Other songs take on more homespun subject matter. “Telescope” is a deeply felt ballad dedicated to Lange’s mother in Florida. He was planning to visit her late last year, but travel became uncertain, and he began to think about seeing her life solely through the lens of video calls. A field recording of chirping birds opens the song before it builds up into an ambling funk stroll, with a wistful guitar line and guest vocals from New York artist Benamin. “I’m thinking about why haven’t we talked this month,” Lange sings. “I’m thinking about growing older and missing you so much.” He still hasn’t been able to see his mom, though he plans to soon. In the meantime, the song is his own unique way of reconnecting, with a tinge of relatable guilt at the edges.

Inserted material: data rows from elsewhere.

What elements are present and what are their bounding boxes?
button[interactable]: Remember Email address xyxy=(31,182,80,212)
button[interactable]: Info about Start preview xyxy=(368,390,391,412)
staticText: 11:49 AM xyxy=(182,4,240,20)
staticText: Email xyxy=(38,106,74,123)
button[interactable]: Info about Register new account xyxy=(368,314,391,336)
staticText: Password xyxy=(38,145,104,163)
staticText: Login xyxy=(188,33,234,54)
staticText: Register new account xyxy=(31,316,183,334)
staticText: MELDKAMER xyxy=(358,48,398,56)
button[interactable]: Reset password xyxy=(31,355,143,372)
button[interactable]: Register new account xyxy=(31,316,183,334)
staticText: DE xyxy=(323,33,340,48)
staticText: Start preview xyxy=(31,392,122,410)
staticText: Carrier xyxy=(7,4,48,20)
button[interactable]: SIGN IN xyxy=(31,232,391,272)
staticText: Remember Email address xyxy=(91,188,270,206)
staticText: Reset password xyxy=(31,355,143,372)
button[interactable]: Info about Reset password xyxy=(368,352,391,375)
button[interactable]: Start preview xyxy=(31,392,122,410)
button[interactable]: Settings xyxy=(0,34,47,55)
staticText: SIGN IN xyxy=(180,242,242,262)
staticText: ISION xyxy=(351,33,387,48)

We stroll a few blocks to Guevara’s, a pastel pink vegan café filled with plants that lean toward its vast windows. Sitting outside with chilaquiles verde and a chai tea (he has also cut back on caffeine, which he admits is another hard lifestyle change), Lange tells me he and Sword are moving to a house in Asheville, North Carolina. What was just an idea last year will be a reality within a few weeks, and they’ve been going on long walks to savor their last days as New York City residents. He’s excited for what’s to come. “I’ve actually been thinking about getting an e-bike,” he muses, pulling at a gooey, cashew cheese-covered tortilla chip.

Lange describes the move as the start of more significant adjustments for his future. “I was avoiding a lot of conversations with myself about how to take care of my life, especially my partnership,” he says as the sun starts to creep out. Talking about his relationship with Sword, he adds, “We’ve been together for 20 years, but we connected on a level that felt so disconnected for a long time.”

As we walk back to the subway, Lange mentions that he mastered and produced Far In piecemeal for a few hours a day at the Flatbush studio before heading back home. The more mindful schedule allowed him to be present in his family life in a way that he’d lost while making previous albums. “Even if you’re making music and doing what you want to do, we all work ourselves to death and lose priorities,” he says. “There’s this illusion that we’re supposed to work up until a certain age and then enjoy life.” But finishing Far In made him realize he could go at his own pace, making use of the tools he had on hand.

Inclusivity has always been paramount to Helado Negro, but Far In feels even more deliberate in its open-heartedness. The album allows for listeners to imprint their own experiences and daydreams onto it while remaining in tune with Lange’s uninhibited kindness. “It doesn’t have to be isolating, to go far in,” he says. “It’s more like an invitation.”